Ну и тогда я излагаю ей мое дело, что я ищу молодую (подчеркиваю: молодую) звезду, какую-нибудь Доду или другую с модельной внешностью, на которой можно было бы жениться и чтобы медийность каждого преумножалась медийностью партнера, чтобы вместе на тусовках обозначаться сделанной в фотошопе улыбкой, чтобы постоянно сходиться и расходиться, ссориться и ездить в жаркие страны, потому что только это гарантирует постоянную прописку на первых страницах желтой пессы. Ну и попал в яблочко, потому что Стареющая и Только в Свое Время Известная Звезда коварно мимо ушей пропустила слово «молодая» и себя мне предлагает.
Ах, как я неосмотрительно раскрылся перед ней, очень неосмотрительно… Я ж ее еще в ремеслухе слушал. Что Лысый подумает, что на остановке скажут? Что я с остановкой трахаюсь? Докатился! Но вместо того, чтобы отказать и сказать «нет, нет, пани, вы уже passé, а я товар, пользующийся спросом, и вы рядом со мной пиарить себя не будете, потому что вам о хорошеньком местечке на Повонзках[95] самое время задуматься», я согласился. Вот геморрой…

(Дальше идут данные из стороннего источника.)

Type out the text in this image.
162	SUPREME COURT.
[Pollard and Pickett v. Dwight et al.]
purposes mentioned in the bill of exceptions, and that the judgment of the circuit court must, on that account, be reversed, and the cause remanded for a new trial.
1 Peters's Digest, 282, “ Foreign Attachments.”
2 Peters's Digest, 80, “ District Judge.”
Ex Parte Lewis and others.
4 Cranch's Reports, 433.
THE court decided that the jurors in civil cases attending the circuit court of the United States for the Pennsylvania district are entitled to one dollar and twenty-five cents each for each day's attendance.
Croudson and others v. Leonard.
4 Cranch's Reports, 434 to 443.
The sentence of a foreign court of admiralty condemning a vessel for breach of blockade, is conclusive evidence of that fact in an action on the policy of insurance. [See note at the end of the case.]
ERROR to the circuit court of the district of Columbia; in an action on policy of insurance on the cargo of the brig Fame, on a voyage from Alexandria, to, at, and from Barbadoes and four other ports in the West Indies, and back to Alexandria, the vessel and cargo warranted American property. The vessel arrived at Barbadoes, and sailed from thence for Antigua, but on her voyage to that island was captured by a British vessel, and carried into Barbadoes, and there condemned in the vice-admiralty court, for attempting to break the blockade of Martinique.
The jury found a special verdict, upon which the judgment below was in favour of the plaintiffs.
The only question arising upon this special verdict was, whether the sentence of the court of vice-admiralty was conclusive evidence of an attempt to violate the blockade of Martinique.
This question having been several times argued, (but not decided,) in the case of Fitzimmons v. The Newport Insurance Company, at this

Вот так Стареющая Звезда стала ходить на тусовки, повиснув на моей руке, давала репортерам светской хроники делать фотографии, до сих пор храню вырезки: она — натужно ощерившись, что у нее аж туго натянутая на лицо кожа выгибается, а я в лучах славы, еще молодой, стройный и красивый. И так — из постели в постель, из Констанчина в Подкову, из Подковы в Милянувек, из Милянувека в Вилянув — я стал звездой — жиголо под специальным патронатом стареющих Очень Важных Варшавских Графинь, которые теперь не очень многое могли, как в шоу-бизнесе, так и в постели, но висли на мне и попадали на какие-то тусовки по случаю выпуска красок «Декораль», организованных Евой Минге, какого-то там летия Дермики и показа моды Аркадиуса. Входили, чмокали, что у тебя? А то: я лечу в Нью-Йорк. Я из Израиля вернулся. Фильм снимаю. Каждый уверял, что у него что-то, потому что хуже всего, если ничего. Что у тебя? Ничего. Это был бы конец. Кто стоит на месте, тот отстает!
А в свободное от хождения время я записывал диск, который должен был побить всех и всё, гигантский бюджет на рекламу, окончательное уничтожение Доды, «Их Трое», выйдет в топы на Козачке, Пудельке и Плотке[96], все это в плотно закрытой банке еще бурлило.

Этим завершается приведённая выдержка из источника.